Despite decades of progress in regards to women’s rights, female employees regularly experience various forms of both intentional and unintentional pregnancy-related discrimination in the workplace. One reason why this trend is so disturbing is that it serves absolutely no one’s best interests. Companies and their managers may believe that this form of discrimination serves a larger financial bottom-line. But the truth is that adequate maternity leave and a discrimination-free workplace benefits both female employees and businesses alike.
Some women hesitate to inform their employers about their pregnancies out of fear that they will be harassed or discriminated against. When employers provide a supportive environment, they not only respect the boundaries of pregnancy-related employment law, they inspire female workers to inform the company of their pregnancies earlier on. This allows their teams to have adequate time to prepare for their time off.
When a female employee leaves on maternity leave, her job is protected by law. As a result, is rarely makes sense for managers to go through the process of hiring and training another individual to fill her spot for only a few short months. In order to cope with her absence, fellow co-workers are often inspired to find creative solutions to deal with her temporary absence. They may also be inspired to stretch their own limits and work more cohesively as a team in order to get the job done in new ways. By the time the female co-worker returns, her team is stronger, wiser and more innovative.

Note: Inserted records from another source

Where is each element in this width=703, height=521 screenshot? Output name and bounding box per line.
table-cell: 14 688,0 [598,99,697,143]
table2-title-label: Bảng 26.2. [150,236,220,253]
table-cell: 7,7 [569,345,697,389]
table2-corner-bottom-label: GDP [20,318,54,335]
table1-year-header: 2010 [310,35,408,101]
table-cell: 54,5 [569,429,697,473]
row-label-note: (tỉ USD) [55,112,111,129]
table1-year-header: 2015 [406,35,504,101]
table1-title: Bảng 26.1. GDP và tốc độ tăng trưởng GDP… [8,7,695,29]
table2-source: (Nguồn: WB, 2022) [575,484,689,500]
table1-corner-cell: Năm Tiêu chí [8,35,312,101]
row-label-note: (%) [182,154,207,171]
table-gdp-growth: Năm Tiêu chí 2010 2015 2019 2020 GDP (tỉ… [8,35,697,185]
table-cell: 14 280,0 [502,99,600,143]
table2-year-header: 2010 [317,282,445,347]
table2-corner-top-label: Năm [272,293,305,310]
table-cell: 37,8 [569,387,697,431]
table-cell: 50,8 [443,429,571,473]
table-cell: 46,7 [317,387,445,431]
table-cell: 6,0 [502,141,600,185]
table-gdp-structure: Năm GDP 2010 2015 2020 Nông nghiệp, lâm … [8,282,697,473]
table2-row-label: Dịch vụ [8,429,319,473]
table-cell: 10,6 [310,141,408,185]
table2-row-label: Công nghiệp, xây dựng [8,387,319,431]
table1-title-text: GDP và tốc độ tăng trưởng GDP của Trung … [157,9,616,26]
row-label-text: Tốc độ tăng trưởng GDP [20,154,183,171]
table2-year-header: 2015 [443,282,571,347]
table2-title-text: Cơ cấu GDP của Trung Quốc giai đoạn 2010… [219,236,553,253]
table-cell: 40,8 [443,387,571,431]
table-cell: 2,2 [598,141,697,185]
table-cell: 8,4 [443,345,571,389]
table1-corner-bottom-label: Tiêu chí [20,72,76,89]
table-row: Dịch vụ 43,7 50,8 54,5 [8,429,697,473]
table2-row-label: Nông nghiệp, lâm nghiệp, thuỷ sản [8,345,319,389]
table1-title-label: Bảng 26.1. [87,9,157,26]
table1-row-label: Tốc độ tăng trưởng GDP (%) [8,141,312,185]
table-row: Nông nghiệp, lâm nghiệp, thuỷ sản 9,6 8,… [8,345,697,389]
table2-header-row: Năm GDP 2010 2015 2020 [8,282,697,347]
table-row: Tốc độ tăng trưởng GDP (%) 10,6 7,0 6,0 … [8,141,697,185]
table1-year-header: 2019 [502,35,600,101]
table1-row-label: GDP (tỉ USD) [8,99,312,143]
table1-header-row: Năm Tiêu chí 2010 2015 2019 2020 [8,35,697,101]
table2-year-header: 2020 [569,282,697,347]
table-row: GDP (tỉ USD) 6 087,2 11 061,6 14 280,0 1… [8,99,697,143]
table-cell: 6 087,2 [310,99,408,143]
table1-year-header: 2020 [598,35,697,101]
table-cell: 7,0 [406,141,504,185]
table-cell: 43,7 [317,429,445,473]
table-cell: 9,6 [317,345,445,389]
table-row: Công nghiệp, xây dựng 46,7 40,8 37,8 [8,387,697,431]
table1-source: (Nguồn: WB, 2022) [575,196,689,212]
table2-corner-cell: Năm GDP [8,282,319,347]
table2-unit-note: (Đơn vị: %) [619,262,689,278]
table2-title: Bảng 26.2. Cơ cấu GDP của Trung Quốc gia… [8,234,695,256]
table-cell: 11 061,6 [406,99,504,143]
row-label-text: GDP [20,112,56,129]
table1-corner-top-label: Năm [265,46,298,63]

On its face, maternity leave may seem like a negative situation for companies. But when managers provide a supportive environment for pregnant women, the company and morale among its employees may be significantly impacted. And when employees feel supported, they are almost always inspired to do better work and contribute to achieving the company’s bottom-line. In the end, a work environment free from pregnancy discrimination is a win-win for everyone involved.